Understand Oracle statistics

Cyrille Modiano

OCP Oracle DBA in Montreal at Desjardins

Latest posts by Cyrille Modiano (see all)

Standard Oracle statistics

Oracle statistics is metadata about oracle objects in the database; it is stored in the data dictionary.

Standard Oracle statistics contains information on tables:

  • Number of rows
  • Average row length
  • Number of data blocks
  • Number of distinct values


This information is used by the optimizer while building the query plan to estimate the cost of a join clause, and equality clause, a full table scan or using the index on a column. The Number of data blocks and the average row length are used to estimate accurately the cost of I/Os.

The column statistics includes information about the number of distinct values (NDV) as well as the maximum and minimum values. This information helps the optimizer understand if an equality clause of a query will be selective or not.

For example if you have a table with 1000 rows and you have 10 distinct values, Oracle assumes that cardinality is 1000/10 (number of rows divided by the number of distinct values) = 100.

But here is a problem, with standard statistics, Oracle always assumes that data is evenly distributed in the table and sometimes it’s wrong.
This assumption can lead the optimizer to make a wrong decision and as a result, a bad execution plan.

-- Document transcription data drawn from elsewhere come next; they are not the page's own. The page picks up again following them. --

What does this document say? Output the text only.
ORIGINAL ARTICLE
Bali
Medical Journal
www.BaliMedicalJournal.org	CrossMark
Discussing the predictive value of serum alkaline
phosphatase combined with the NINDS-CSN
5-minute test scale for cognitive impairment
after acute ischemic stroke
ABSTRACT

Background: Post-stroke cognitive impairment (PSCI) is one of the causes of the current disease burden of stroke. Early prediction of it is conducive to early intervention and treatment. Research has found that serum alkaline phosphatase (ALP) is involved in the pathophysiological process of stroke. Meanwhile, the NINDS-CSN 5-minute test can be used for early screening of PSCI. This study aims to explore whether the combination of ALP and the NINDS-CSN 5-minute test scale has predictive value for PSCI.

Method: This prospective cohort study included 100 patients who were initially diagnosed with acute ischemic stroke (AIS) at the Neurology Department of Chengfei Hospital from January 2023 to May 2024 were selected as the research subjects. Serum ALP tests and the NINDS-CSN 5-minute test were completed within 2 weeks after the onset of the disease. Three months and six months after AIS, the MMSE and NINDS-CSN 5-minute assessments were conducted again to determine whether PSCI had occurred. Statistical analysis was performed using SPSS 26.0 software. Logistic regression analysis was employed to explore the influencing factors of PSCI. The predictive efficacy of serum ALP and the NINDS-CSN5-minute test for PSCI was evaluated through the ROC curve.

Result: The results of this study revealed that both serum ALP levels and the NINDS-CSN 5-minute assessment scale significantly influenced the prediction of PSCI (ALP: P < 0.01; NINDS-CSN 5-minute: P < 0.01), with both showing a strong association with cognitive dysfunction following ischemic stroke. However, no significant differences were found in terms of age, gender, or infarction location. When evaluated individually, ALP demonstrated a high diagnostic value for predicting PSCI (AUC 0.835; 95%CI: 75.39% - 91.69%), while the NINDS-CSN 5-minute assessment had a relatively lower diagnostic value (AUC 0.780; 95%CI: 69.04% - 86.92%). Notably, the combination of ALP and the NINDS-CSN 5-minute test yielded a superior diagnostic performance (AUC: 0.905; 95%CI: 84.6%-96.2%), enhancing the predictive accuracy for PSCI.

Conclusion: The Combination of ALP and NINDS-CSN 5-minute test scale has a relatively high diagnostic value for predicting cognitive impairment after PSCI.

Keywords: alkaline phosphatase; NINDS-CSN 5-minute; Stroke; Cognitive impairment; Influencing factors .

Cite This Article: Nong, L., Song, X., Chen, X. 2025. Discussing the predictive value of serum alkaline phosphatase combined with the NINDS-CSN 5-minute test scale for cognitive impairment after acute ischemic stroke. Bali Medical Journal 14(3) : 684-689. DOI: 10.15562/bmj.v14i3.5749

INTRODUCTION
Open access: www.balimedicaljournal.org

This is why oracle added the opportunity to create histograms on columns to store information about the data distribution in column.

Oracle 10g/11g Histograms

There are two types of histograms, frequency histograms and height balanced histograms.
Oracle decides which type of histogram to use depending of the number of distinct values (NDV) in the column.
If the NDV is of 254 or less, then a frequency histogram is used else a height balanced histogram is used.
This limitation is a compromise between accuracy and storage space / time to build the histogram.

Frequency histogram

In a frequency histogram, Oracle stores the number of rows represented by each distinct value in the column.
This histogram helps defining precisely the cost of a join or equality clause for a specific column value.

Oracle Statistics

With this diagram, it is easy to understand why it cost more to join with the value represented by the series 5 than with the value for the series 4.

If the number of distinct values is greater than 254, Oracle decides it’s too expensive in term of time and in term of storage to continue storing the number of rows for each distinct value, so it builds a different type of histogram, the height balanced histogram.

Height Balanced Histogram

In a height balanced histogram Oracle divide the total number of rows of the table into buckets of the same size. If your table as 100 000 rows, oracle will create 100 000 / 254 (maximum NDV) = 394.

For each bucket it stores the endpoint value, the endpoint value is represented by the last column value of the bucket.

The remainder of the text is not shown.